Trader Talk 3/22/2012
Efrem Hoffman – www.nakedswantrading.com
Jim McQuarrie – www.strategicdaytrading.com
Chuck Crow – www.dtitrader.com
Tell us a little about your trading strategy and how long it took you to find a consistent method?
Jim – I’ve been doing this for about 18 years and my start came from the options market. I made a whole lot of money to start with and I thought I knew it all, which was the worst thing that could have happened to me. I eventually wound up in futures trading. My techniques and trading are very simple. My philosophy is if you make it to complicated you’re not going to follow it or trade it. You’re going to lose focus and lose trades. Keep it simple and easy to trade. I like entries on trend line breaks, head and shoulders patterns and break outs. That’s pretty much it. Nothing more difficult than that.
Chuck – The trading strategy I use is very similar to what we teach at DTI. It’s a common sense approach to the market. There are certain numbers and times that I’ll put together and look at the fundamental nature of the market. Like the sell off that we’re seeing now in the SP futures, at the end of the day, we’re trading 6 days away from the end of the first quarter, so doesn’t it make sense that there will be some profit taking at the end of this very profitable quarter. If its too complex, its not going to work out.
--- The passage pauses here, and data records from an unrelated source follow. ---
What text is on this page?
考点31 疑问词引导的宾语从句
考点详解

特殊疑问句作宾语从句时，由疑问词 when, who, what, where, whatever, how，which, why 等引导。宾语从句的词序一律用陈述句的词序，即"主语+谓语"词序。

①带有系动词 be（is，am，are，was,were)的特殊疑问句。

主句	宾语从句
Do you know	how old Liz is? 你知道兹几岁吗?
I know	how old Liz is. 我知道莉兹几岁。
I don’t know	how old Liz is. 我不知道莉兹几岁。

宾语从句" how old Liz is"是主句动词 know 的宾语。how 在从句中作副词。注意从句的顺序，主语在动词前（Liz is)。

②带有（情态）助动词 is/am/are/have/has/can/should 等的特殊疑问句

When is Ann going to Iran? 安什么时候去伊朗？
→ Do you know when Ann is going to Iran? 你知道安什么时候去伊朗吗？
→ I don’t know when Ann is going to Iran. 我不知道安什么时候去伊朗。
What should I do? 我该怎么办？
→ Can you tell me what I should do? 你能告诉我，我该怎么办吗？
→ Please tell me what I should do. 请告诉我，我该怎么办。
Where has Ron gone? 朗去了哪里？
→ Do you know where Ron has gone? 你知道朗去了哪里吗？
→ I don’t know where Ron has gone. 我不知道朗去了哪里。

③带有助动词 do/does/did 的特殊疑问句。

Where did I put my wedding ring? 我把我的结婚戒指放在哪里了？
These are chaotic markets, and what we’re looking at is kind of controlled chaos. The market is far from consistent, and that’s about as consistent as it gets. Its all about putting the approach together, but understanding that markets change and markets develop. Use common sense to trade.
What were some of the most painful experience you have gone through in your search?
Jim- A couple of blown out accounts and a $40,000 loss in one day. A lot of that had to do with the fact that I didn’t know what I was doing. I didn’t have a good mentor, and the rules that I was following, I really wasn’t following at all. Its very important that this is not easy work. You have to treat it as a business, do your homework and spend a lot of time behind the charts.
Chuck – I got lucky in that I had a pretty good mentor, who showed me the ropes a little bit. I don’t have any huge blown up accounts, but despite everything I know about the market, I can be wrong. As traders, we have to have confidence, but you also have to have humility. The first major lesson you can learn is that the market is far more arrogant than you. We all get that lesson taught to us, but the question is how do you react to it? This is where having humility comes in. You’ve got to be confident in the ability to trade, but humble enough to know that you are just one trader and the market doesn’t care how many traders are out there.
What is the main indicator you use when looking to enter and exit the market?
Chuck – The market that I’m always using is the E-mini SP. The volume that flows through that market on a daily basis is what you want to watch. The NYSE tick is a great indicator; you can get a sense of how it flows. Its like the RPM indicator on your car. You can watch it to see the momentum of the market. I’m never going to put everything on one indicator, you certainly need more than one point of view to understand what you’re looking at.
Jim – Everything that I need is on the charts in the bars themselves. I read the price bars and the price action, and we enter on simple price action. Everything I do is based on those bars. Very simple techniques.
Efrem – The main indicator I use is, I overlay on a price chart, forward looking lines on what zero momentum would look like. That gives me an idea of when a lot of buying power or selling power enters the market. Then I compare that to previous areas. I look at the global market picture. If you look at the commodities and futures, and see how one market impacts another. You can line up three or four assets that will affect stocks. Looking at the commodity markets, it looks that agriculture products are about to take off.
Jim: As a seasoned trading veteran with 18 years of experience, what advice would you give a new trader struggling in today’s markets?
I would say, get a mentor. Do some research on that mentor, go to the forums and find out from other traders. You’re going to pay for your education one way or another, so you should make it a mentor. The other is to put your ego away. The market doesn’t care what you think, so you have to put the ego away and let the market tell you what its going to do.
Efrem: How do you balance quantitative research with your personal emotions or bias in the market?
Most of the time if I look at something intuitive, or just what I think, I’ll be wrong, but when I look at the complete picture and different sectors of the market, I’ll be mostly right. If I just looked at equities to trade equities, I’m not going to have a good idea of what the market is doing. I would tell people to take a look at the global markets and how they work together.
Chuck: What are two major areas of support that you feel the market needs to hold to continue its bullish run?
I think until we get to the first of April, there’s still a lot about the market that’s undecided. It wouldn’t shock me to see the market pull back, but I think the 1350 level is a very big one. The market currently is up about 112 pts. It opened at 1275, so if you take those points and cut them in half, you’ll get a good indication of where the market will go. As long as we’re above 1274/1275, it’s a positive year. 12 of the 13 weeks that we’ve been trading this year have been positive. If the market is going to pull back , this is the time to do it, but go back to the opens of the months. The bigger question to me is what’s the number that the market can’t get above, and the answer is that there’s not one.